I can appreciate the fact that the right is having some trouble defending its national security policies, but the near-constant references to the TV show 24 are getting a little silly. Media Matters had a good item on this yesterday.
In his January 30 syndicated column, Cal Thomas attacked “ideologically decrepit” Iraq war protesters and claimed: “Unlike Vietnam, the Islamofascists won’t leave us alone if we leave Iraq before stability is established.” Discussing the possible consequences of exiting Iraq, Thomas referenced Fox Broadcasting’s TV series 24: “Watch the TV drama ’24’ for what could be our prophetic and imminent future with a nuclear device exploding in major cities. Having concluded we don’t have the stomach to fight them on their turf, they might understandably deduce we are even less willing to fight them on ours.”
Thomas is not the first conservative to use 24 to forecast a nuclear attack on the United States. On the January 16 edition of Fox News’ The Big Story — airing a day after the premiere of 24’s sixth season, in which “terrorists detonate a mini nuclear bomb in downtown Los Angeles” — host John Gibson stated: “Well, certainly may be fiction for now. But 24’s Jack Bauer has it right. People need to wake up to the possibility of nuclear attack.” Gibson later asked: “Is 24’s faux suitcase nuke bomb a real wake-up call for America? Should we take this as an early warning sign that something like this could happen here?”
This has been going on for a while. In September, Laura Ingraham justified torture techniques by pointing to the show. Around the same time, Glenn Beck did the same thing. Two weeks ago, Fox News ran a segment quoting a private investigator using 24 to justify the use of racial profiling when searching for terror suspects: “The fact of the matter is — I mean, you don’t watch 24 on Fox TV? They’re out there. They’re out there. There are cells out there. We have to protect ourselves against it, as Americans.”
Note to the right: 24 is just a TV show. It’s fiction. Made-up characters working for made-up agencies in made-up scenarios don’t actually help bolster your policy positions.
TNR’s Christopher Orr wrote a piece in May noting the way in which Jack Bauer somehow became a conservative hero.
As befits his training, he is a man of action: decisive, aggressive, and disinclined to play by the rules when he feels they’re getting in the way. He never wavers, second-guesses, or gives in to criticism, instead doing whatever needs to be done to safeguard American lives, regardless of the costs.
[tag]Conservative[/tag] fans of the show frequently note the similarities between Bauer’s disposition and that of a certain White House resident, and they claim that “24”‘s popularity is evidence that, whatever the polls may say, Americans want someone like [tag]Bush[/tag] to defend them in these troubled times. [Pat] Buchanan has gone as far as to pronounce the president our “Jack Bauer in the war on terror.”
I should admit that Ms. Carpetbagger and I have been watching the show for a while now and don’t quite see the connection the right prefers. As is often the case with political interpretations of art, people are generally seeing what they want to see.
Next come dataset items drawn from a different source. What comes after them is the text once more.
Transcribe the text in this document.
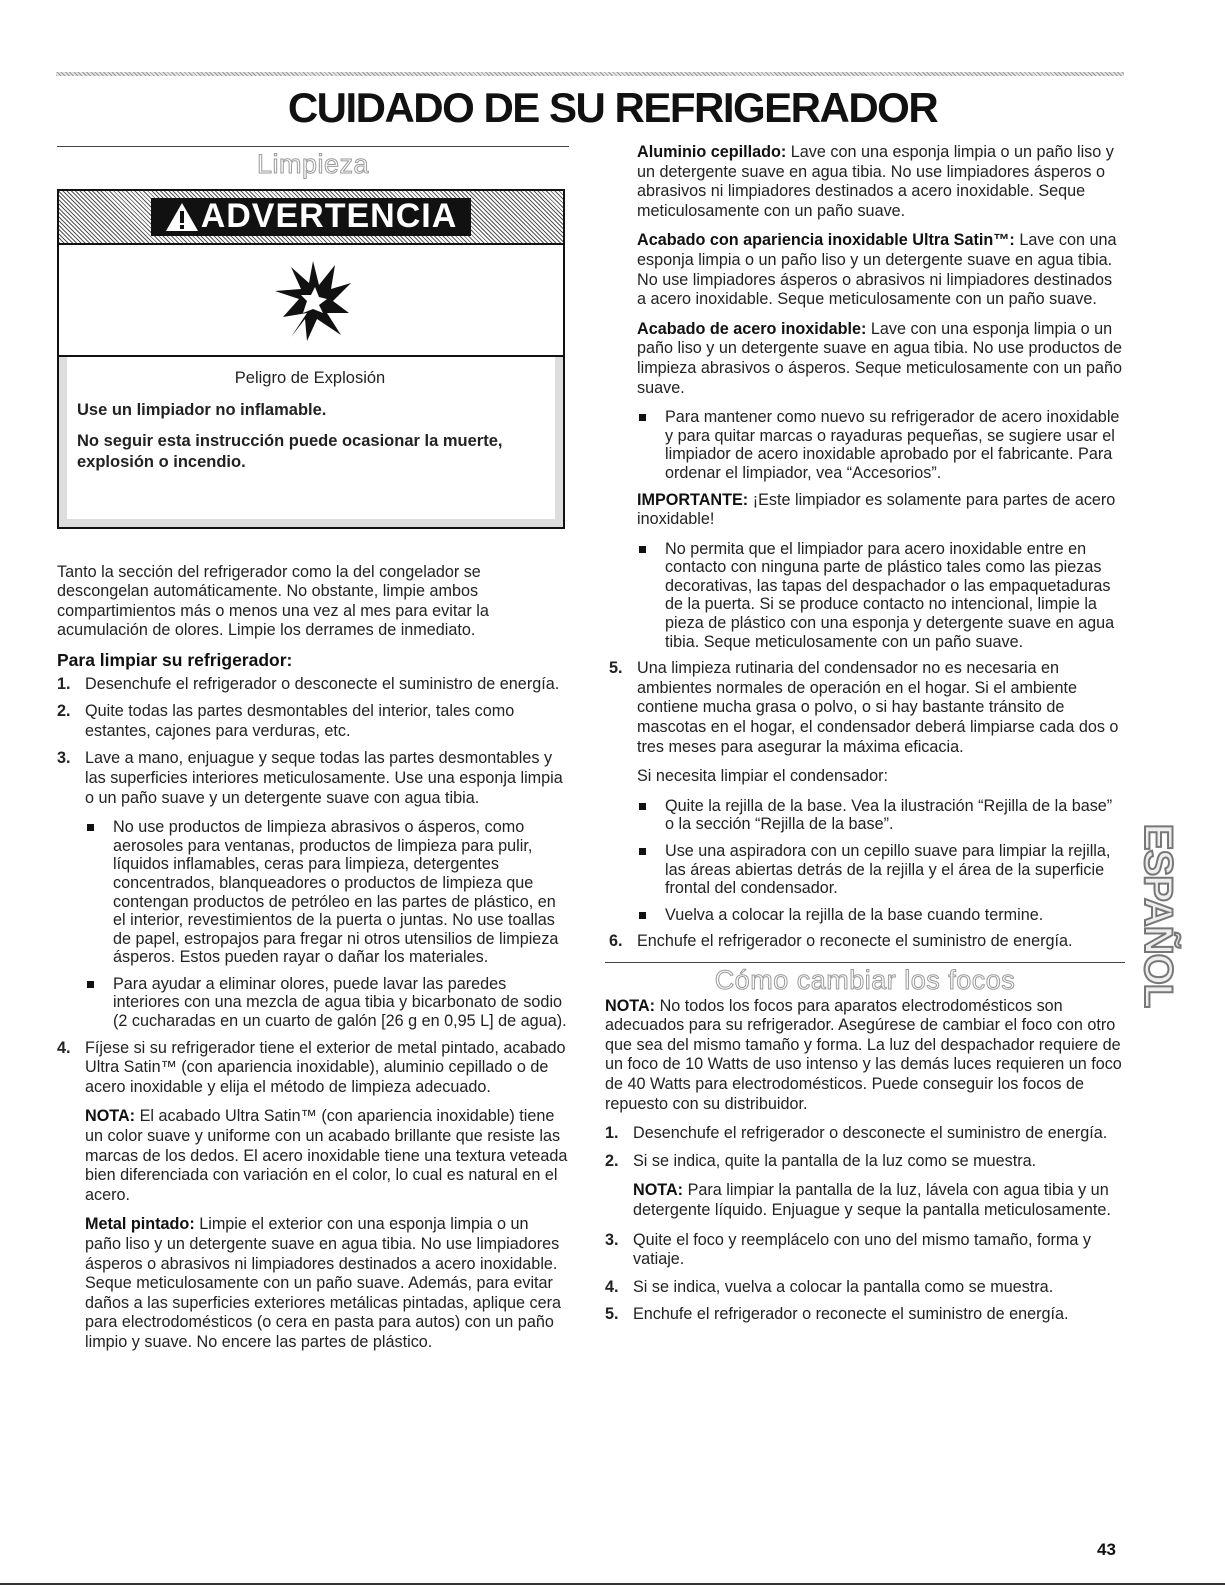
CUIDADO DE SU REFRIGERADOR
Limpieza
ADVERTENCIA
Peligro de Explosión
Use un limpiador no inflamable.
No seguir esta instrucción puede ocasionar la muerte, explosión o incendio.

Tanto la sección del refrigerador como la del congelador se descongelan automáticamente. No obstante, limpie ambos compartimientos más o menos una vez al mes para evitar la acumulación de olores. Limpie los derrames de inmediato.

Para limpiar su refrigerador:
1. Desenchufe el refrigerador o desconecte el suministro de energía.
2. Quite todas las partes desmontables del interior, tales como estantes, cajones para verduras, etc.
3. Lave a mano, enjuague y seque todas las partes desmontables y las superficies interiores meticulosamente. Use una esponja limpia o un paño suave y un detergente suave con agua tibia.

No use productos de limpieza abrasivos o ásperos, como aerosoles para ventanas, productos de limpieza para pulir, líquidos inflamables, ceras para limpieza, detergentes concentrados, blanqueadores o productos de limpieza que contengan productos de petróleo en las partes de plástico, en el interior, revestimientos de la puerta o juntas. No use toallas de papel, estropajos para fregar ni otros utensilios de limpieza ásperos. Estos pueden rayar o dañar los materiales.
Para ayudar a eliminar olores, puede lavar las paredes interiores con una mezcla de agua tibia y bicarbonato de sodio (2 cucharadas en un cuarto de galón [26 g en 0,95 L] de agua).
4. Fíjese si su refrigerador tiene el exterior de metal pintado, acabado Ultra Satin™ (con apariencia inoxidable), aluminio cepillado o de acero inoxidable y elija el método de limpieza adecuado.

NOTA: El acabado Ultra Satin™ (con apariencia inoxidable) tiene un color suave y uniforme con un acabado brillante que resiste las marcas de los dedos. El acero inoxidable tiene una textura veteada bien diferenciada con variación en el color, lo cual es natural en el acero.

Metal pintado: Limpie el exterior con una esponja limpia o un paño liso y un detergente suave en agua tibia. No use limpiadores ásperos o abrasivos ni limpiadores destinados a acero inoxidable. Seque meticulosamente con un paño suave. Además, para evitar daños a las superficies exteriores metálicas pintadas, aplique cera para electrodomésticos (o cera en pasta para autos) con un paño limpio y suave. No encere las partes de plástico.

Aluminio cepillado: Lave con una esponja limpia o un paño liso y un detergente suave en agua tibia. No use limpiadores ásperos o abrasivos ni limpiadores destinados a acero inoxidable. Seque meticulosamente con un paño suave.

Acabado con apariencia inoxidable Ultra Satin™: Lave con una esponja limpia o un paño liso y un detergente suave en agua tibia. No use limpiadores ásperos o abrasivos ni limpiadores destinados a acero inoxidable. Seque meticulosamente con un paño suave.

Acabado de acero inoxidable: Lave con una esponja limpia o un paño liso y un detergente suave en agua tibia. No use productos de limpieza abrasivos o ásperos. Seque meticulosamente con un paño suave.

Para mantener como nuevo su refrigerador de acero inoxidable y para quitar marcas o rayaduras pequeñas, se sugiere usar el limpiador de acero inoxidable aprobado por el fabricante. Para ordenar el limpiador, vea “Accesorios”.

IMPORTANTE: ¡Este limpiador es solamente para partes de acero inoxidable!

No permita que el limpiador para acero inoxidable entre en contacto con ninguna parte de plástico tales como las piezas decorativas, las tapas del despachador o las empaquetaduras de la puerta. Si se produce contacto no intencional, limpie la pieza de plástico con una esponja y detergente suave en agua tibia. Seque meticulosamente con un paño suave.
5. Una limpieza rutinaria del condensador no es necesaria en ambientes normales de operación en el hogar. Si el ambiente contiene mucha grasa o polvo, o si hay bastante tránsito de mascotas en el hogar, el condensador deberá limpiarse cada dos o tres meses para asegurar la máxima eficacia.

Si necesita limpiar el condensador:

Quite la rejilla de la base. Vea la ilustración “Rejilla de la base” o la sección “Rejilla de la base”.
Use una aspiradora con un cepillo suave para limpiar la rejilla, las áreas abiertas detrás de la rejilla y el área de la superficie frontal del condensador.
Vuelva a colocar la rejilla de la base cuando termine.
6. Enchufe el refrigerador o reconecte el suministro de energía.
Cómo cambiar los focos

NOTA: No todos los focos para aparatos electrodomésticos son adecuados para su refrigerador. Asegúrese de cambiar el foco con otro que sea del mismo tamaño y forma. La luz del despachador requiere de un foco de 10 Watts de uso intenso y las demás luces requieren un foco de 40 Watts para electrodomésticos. Puede conseguir los focos de repuesto con su distribuidor.

1. Desenchufe el refrigerador o desconecte el suministro de energía.
2. Si se indica, quite la pantalla de la luz como se muestra.

NOTA: Para limpiar la pantalla de la luz, lávela con agua tibia y un detergente líquido. Enjuague y seque la pantalla meticulosamente.

3. Quite el foco y reemplácelo con uno del mismo tamaño, forma y vatiaje.
4. Si se indica, vuelva a colocar la pantalla como se muestra.
5. Enchufe el refrigerador o reconecte el suministro de energía.
ESPAÑOL
43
And, as Orr explained, the show probably tilts towards the Dems, suggesting that GOP fans of the show are missing key indicators.
Yes, there have been characters on the show who seem hatched from an Ann Coulter fever dream: a terrorist-coddling lawyer from “Amnesty Global” who prevents a much-needed interrogation; the secretary of defense’s petulant lefty son, who has to be chided for his “sixth-grade, Michael Moore logic,” et cetera.
But their population is dwarfed, in both number and significance, by the cast of liberal bugaboos: the shadowy businessmen who nefariously appear to pull the strings of more than one president; the vice president so eager to start a war in the Middle East that he uses the Twenty-Fifth Amendment to remove the more cautious president; and so on. It’s also hard to imagine it a coincidence that David Palmer, the wise, stalwart, honest president of the early seasons, is a Democrat, and that the Republicans who succeed him are a scandalmonger and a Nixonesque weasel who ultimately proves to be at the center of a conspiracy to manufacture evidence that will enable the deployment of U.S. forces abroad. “[tag]24[/tag]” may swing right more often than such one-sided liberal wish-fulfillments as “The West Wing” and “Commander in Chief,” but, on balance, its schizophrenic mix of political provocations still leans to the left.
I’d add a few more. Last season, there was a Republican president with a dangerous combination of dishonesty and a thirst for near-dictatorial power, who couldn’t be bothered to deal with constitutional limits in his ends-justify-the-means approach to national security. He was, needless to say, a villain. This season, Muslim detainees are unjustly incarcerated and mistreated, the FBI is characterized as abusing their power, a heroic White House aide is standing up for the Constitution while a villainous aide embraces the conservative line, and even Bauer has embraced the idea that the key to counterterrorism is relying on, instead of alienating, Muslim allies.
I suppose I can understand the appeal of the show for Bush’s allies — the White House national security policy and 24 are both largely based on fiction. But that hardly makes it a Republican show.